Je n'ai pas vu une personne qui n'essayait pas de faire ce fameux jeu de la comparaison. Que ce soit du côté étudiant qui compare du côté de la Suède ou du Danemark, ou les prohausses qui cherchent à comparer une université publique aux institutions privées des États-Unis. Nous avons une situation privilégiée au Québec d'avoir des écoles de qualité qui ne coutent pas cher. Pour une fois, pouvons-nous être fiers d'avoir quelque chose qui est meilleur et mieux que ce qui nous entoure? Suffit le complexe d'infériorité dont les Québécois s'infligent.

Ceux-ci ont prouvé qu'ils étaient capables de grandes choses. Ils ont prouvé qu'ils étaient capables de se tenir debout dans une situation qui ne leur convient pas, il suffit de penser aux dernières élections fédérales où le message lancé a été on ne peut plus clair. Toutefois, le message socialiste passé aux conservateurs devient un peu plus réservé sur nos propres terres quand nous voulons prioriser l'économie...

Les jeunes d'aujourd'hui poussent l'idéologie de leurs parents encore plus loin. L'égalité pour toutes et tous, peu importe les conditions sociales dans lesquelles ils sont nés. Pourquoi ne pas devenir les pionniers de l'Amérique au lieu de suivre le troupeau à des fins purement économiques? Un magnifique défi de société!

L'utilisation de la fameuse juste part dans les discussions autour de l'éducation n'est qu'un simple argument qui est d'une facilité comparable aux réponses qu'offrent les sectes, voire même la religion. L'argument serait aussi valable pour instaurer l'utilisateur-payeur dans le système routier où tout automobiliste devrait payer pour l'utilisation qu'il fait des routes. Ne serait-ce pas là, la juste part?

Pourquoi cette idée n'est pas apportée à l'ensemble du réseau? Parce que l'impopularité de la proposition pourrait faire tomber plusieurs têtes. Entre vous et moi, j'aimerais mieux me priver de ma voiture que de me priver de mon médecin, de nos professeurs ou du talent grandiose des artistes de la belle province.

Pour ce qui est de « l'investissement » qu'un étudiant doit faire dans ses propres études, voyez donc la situation suivante : si vous augmentez les frais de scolarité de 75%, le risque de perdre le savoir des étudiants qui ne pourront se procurer leurs apprentissages vous privera d'innombrables services. Que ce soit un médecin, un musicien, un peintre, un historien, un spécialiste en marketing, un économiste voire même un professeur, vous priverez la société d'un apport essentiel de personnel dans toutes les sphères possibles.

Alors, maintenant quoi?

Tout d'abord, le gouvernement doit reculer face à la décision prise. Point final. Ils ne peuvent se permettre l'annulation d'une session universitaire pour des fins logistiques, humaines, économiques et sociales. Suite à ce recul, un bilan devra être effectué pour comprendre les raisons du soulèvement collectif face à la question de l'éducation. La résultante devrait inclure une révision du système actuel, mais aussi de commencer à comprendre ce que cette nouvelle génération voudra à l'avenir, car elle aura compris qu'en se soulevant elle peut obtenir ce qu'elle désire pour son bien.

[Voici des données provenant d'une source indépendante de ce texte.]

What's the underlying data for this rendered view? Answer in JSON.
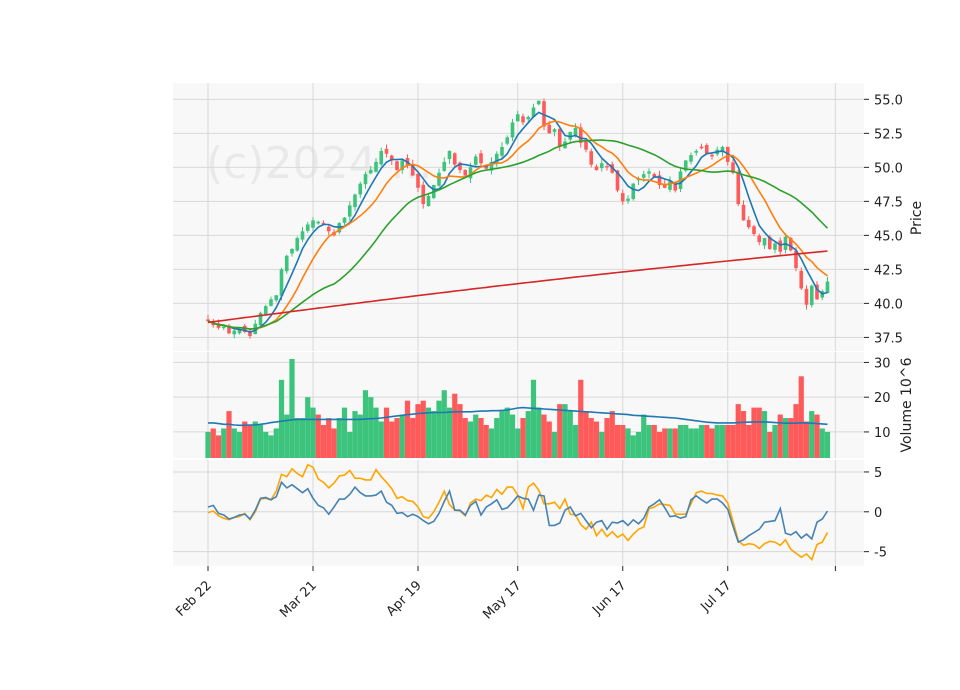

Le conflit intergénérationnel reviendra très rapidement par contre, pour affronter les problèmes grandissants dans le système de santé avec le vieillissement de la population. La question de l'éducation survient présentement par la simple et unique raison qu'elle est le fondement de notre nation et qu'elle doit le rester pour demeurer l'exception (extraordinaire) que nous sommes.

Je ne sais pas si je vais pouvoir, un jour, participer au Québec de mes rêves. Mais j'aimerais pouvoir vivre le moment où nos propres politiciens arrêteront de nous croire inférieurs aux anglophones et où les Québécois pourront se distinguer dans le monde pour les décisions sociales incroyables qu'ils auront prises, ensemble.

Sur ce, armé de mon carré rouge, je marcherai dans les rues de Montréal.